Our daily roundup of retirement news your clients may be thinking about.

Separate finances can be a lot trickier for couples in retirement
Keeping separate finances may be a smart move for couples but this can complicate their situation once they enter the golden years, writes an expert on The Wall Street Journal. "One spouse may have enjoyed much greater investing success than the other. One may have lots of disposable income, while the other may have to rely on taxable distributions..." the expert explains. "And if spouses don’t communicate properly, conflicting ideas about spending on travel, helping family and leisure activities can create disagreements and other unpleasant issues."

Source: Bloomberg
Source: Bloomberg


Retirement planning for singles can be tough but fun
An expert says that retirement saving can be more challenging for singles and divorced clients, as they may have lower income than households with two income earners, according to this article from Morningstar. When creating a retirement income strategy, they should ensure that they account for the taxes, which can reduce their net withdrawals from tax-deferred accounts such as traditional 401(k)s, the expert explains. Aside from federal taxes, their retirement income may also be taxed at the state level.

Social Security's Earnings Test: How much money can you make?
Seniors who intend to file for Social Security benefits while working before reaching their full retirement age are advised to weigh their options before making a decision, according to this article on Motley Fool. That's because they will be subject to the program's earnings test which can reduce the amount of benefit payouts they will receive. Moreover, a portion of their retirement benefits will be subject to federal taxes if their combined income exceeds a certain threshold.

Ask Larry: Will filing And suspending increase my Social Security retirement benefit?
A 66-year-old worker does not need to file for and suspend his Social Security retirement benefits to enable his wife to receive survivor's benefits on his record, according to this Q-and-A article on Forbes. His spouse can still collect the benefits even if he dies without having applied for his retirement benefits. He will also get delayed retirement credits if he intends to delay his benefits until he turns 70.

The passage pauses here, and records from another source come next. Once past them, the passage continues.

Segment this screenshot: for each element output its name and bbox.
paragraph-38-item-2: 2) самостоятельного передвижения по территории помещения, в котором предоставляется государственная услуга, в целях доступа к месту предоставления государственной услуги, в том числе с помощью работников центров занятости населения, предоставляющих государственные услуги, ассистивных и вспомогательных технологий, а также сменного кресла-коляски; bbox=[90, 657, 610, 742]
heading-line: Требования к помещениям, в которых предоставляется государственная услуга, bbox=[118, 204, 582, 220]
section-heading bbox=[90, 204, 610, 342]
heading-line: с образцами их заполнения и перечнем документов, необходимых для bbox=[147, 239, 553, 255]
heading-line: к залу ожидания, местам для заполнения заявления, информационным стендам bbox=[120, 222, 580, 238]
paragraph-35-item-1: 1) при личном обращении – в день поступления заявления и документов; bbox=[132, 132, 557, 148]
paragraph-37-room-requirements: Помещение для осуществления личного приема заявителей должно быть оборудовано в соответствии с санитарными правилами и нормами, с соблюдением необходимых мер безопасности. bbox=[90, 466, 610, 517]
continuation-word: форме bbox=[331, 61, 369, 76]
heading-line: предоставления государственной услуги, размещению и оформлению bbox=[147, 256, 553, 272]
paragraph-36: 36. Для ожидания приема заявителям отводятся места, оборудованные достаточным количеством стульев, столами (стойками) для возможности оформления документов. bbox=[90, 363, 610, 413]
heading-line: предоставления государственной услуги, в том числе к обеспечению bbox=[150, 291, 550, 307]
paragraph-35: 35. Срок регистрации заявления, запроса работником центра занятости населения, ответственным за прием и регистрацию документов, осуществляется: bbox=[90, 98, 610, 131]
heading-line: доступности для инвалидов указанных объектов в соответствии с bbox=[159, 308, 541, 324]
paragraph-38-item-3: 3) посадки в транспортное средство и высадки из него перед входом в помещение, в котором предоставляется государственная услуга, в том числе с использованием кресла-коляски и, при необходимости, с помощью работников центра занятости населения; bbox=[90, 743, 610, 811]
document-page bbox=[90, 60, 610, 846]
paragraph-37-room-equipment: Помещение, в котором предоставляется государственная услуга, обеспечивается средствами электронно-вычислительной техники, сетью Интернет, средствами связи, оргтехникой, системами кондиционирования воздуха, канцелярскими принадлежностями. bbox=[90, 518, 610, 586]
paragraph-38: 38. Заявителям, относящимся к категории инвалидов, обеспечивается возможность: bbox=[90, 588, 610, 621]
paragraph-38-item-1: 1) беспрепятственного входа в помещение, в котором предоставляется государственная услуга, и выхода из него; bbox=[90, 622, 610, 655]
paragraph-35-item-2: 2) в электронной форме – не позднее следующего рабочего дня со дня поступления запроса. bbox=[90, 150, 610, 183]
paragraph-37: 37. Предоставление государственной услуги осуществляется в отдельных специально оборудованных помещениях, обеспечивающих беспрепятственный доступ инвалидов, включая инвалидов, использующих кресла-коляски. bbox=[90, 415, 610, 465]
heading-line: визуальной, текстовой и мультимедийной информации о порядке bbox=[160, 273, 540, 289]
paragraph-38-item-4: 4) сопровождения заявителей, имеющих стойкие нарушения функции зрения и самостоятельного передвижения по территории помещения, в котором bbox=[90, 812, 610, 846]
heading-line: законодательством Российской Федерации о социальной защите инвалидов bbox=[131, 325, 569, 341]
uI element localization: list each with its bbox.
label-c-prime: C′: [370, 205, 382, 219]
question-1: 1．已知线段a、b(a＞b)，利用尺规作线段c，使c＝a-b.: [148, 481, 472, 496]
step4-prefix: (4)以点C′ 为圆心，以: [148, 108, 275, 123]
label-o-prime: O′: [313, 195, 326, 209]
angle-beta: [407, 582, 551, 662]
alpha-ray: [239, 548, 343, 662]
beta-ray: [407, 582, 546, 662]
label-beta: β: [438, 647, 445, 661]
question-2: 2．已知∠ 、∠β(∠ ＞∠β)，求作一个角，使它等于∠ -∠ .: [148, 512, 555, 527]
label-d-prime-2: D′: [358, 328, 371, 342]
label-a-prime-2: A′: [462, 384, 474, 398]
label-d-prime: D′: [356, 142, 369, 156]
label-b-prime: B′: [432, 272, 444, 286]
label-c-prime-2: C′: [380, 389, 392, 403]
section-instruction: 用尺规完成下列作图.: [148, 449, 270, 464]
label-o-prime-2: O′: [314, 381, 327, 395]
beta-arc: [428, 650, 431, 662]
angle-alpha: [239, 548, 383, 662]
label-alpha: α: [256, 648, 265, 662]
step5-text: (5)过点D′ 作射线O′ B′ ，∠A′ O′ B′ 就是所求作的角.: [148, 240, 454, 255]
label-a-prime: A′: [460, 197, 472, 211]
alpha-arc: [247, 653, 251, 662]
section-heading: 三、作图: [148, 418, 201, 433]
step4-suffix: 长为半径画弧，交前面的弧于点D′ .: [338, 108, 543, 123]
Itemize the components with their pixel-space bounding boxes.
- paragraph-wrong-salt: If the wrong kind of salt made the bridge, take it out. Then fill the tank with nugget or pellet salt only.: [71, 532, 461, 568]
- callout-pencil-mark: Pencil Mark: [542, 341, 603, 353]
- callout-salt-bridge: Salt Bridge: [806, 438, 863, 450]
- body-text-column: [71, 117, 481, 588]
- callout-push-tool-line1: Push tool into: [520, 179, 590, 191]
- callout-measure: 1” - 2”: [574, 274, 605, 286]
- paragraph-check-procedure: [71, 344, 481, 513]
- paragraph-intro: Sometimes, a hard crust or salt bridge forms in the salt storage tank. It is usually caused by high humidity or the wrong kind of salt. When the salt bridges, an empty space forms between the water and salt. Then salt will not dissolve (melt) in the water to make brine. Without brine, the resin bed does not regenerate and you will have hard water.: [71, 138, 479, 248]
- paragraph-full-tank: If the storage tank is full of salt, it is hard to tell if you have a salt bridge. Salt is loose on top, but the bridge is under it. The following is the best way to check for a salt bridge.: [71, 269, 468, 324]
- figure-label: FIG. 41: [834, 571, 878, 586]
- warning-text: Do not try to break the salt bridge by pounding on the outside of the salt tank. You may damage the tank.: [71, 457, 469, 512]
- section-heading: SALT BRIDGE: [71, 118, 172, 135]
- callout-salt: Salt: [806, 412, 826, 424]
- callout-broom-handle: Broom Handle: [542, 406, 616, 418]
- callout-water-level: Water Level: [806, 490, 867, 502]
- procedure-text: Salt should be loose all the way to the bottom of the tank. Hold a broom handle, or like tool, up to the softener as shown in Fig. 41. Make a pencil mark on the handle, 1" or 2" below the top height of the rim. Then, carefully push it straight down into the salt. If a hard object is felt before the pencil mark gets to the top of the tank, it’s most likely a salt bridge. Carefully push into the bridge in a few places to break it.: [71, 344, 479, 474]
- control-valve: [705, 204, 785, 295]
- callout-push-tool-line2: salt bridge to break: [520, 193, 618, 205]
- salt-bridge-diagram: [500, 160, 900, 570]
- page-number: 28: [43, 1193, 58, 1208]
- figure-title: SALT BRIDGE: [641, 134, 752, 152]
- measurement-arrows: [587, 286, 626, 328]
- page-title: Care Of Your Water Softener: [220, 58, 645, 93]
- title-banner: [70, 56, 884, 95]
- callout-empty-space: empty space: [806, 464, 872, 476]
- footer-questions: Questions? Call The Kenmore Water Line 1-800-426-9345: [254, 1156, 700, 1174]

63% of rich kids say they will rely on their inheritance for retirement
A survey commissioned by Merrill Edge has found that 63% of young clients from wealthy families viewed inheritance as a ticket to retirement security, according to this article on Money. As the younger generations struggle with student debt, longer life span and other competing financial priorities, millennials look to the wealth they will inherit from parents and grandparents as a safety net in the future, says an expert with Merrill Edge.